How did you get interested in the industry?
In junior high school I did a project on Jupiter. I wrote to a lot of places for help and the NASA Jet Propulsion Laboratory sent me a huge ream of information from the Voyager mission. Looking at all those gorgeous photographs helped make me very interested in a career in space.
I did a PhD in electrical engineering, specialising in robotics. As I went along, I focused more and more on robotic control and from there into navigation – all along, though, I knew I wanted to work in space exploration.
What has your work on the Mars Rovers involved?
I started working on the Mars Explorer Rover project in the development phase and took on different roles as the mission evolved. My initial part was on flight software systems engineering and the command dictionary.
I had to gather a lot of information from the software developers and the eventual users about how they wanted to command the Rover. We had to keep in mind the operability issues that would only come into play years after that point. A lot of focus before the launch had to go into entry descent and landing (EDL) – it was the most critical part of the mission. We had whole specialised teams focused on the design and testing of EDL and the trades to be made in terms of mass and volume. We launched in summer 2003 and after the Rovers landed in January 2004, I continued to be lead sequence integration engineer and am now also tactical uplink lead – essentially the pitboss for the daily planning cycle.
What are the rewards for you of the job?
When we see the pictures and science coming back from Mars, it’s extremely fulfilling. On this mission, we have a very integrated science and engineering team, so the scientists keep us informed about their latest theories and discoveries – elsewhere there can sometimes be a bit of a gulf between the two schools.
And the challenges?
The part I find hardest is the managerial aspects I have recently taken on. I am excited by all the engineering aspects and training new people who don’t know the Rovers as intimately as the old guard.
When there is a problem with the Rovers, you’re suddenly very aware of the millions of miles between you and them. The most exciting thing about the job is when you manage to solve a problem with the equipment from hundreds of millions of miles away.
Working on Mars time is one of the most disassociating parts of the job. The Martian day is 40min longer than our day and our shifts kept moving forward 40min every day over a 90-day cycle. It was a powerful bonding experience for the team, however – we’re now back working on Earth time.

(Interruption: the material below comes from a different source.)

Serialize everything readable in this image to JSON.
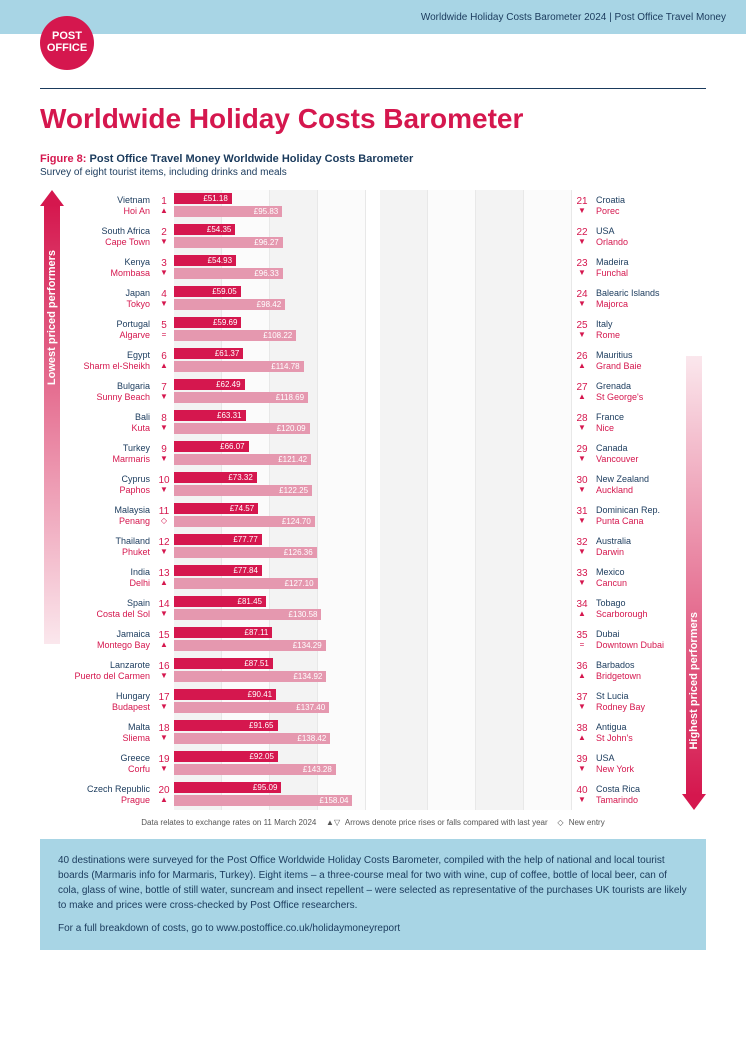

What advice would you give to people hoping to do something similar?
An important trait is to do systems engineering – step back and look at the big picture. Even if you’re working on a small piece of a project, it’s important to see how it fits in with the whole.
Also, if you have a general idea of what you want to do as you progress your education, think about what aspects of that are particularly exciting for you and pursue them.
The Rovers were originally only scheduled for 90-day missions and they are still running – they could die any time, they could die tomorrow, but we’re doing what we can and as long as they’re running, we will keep operating them.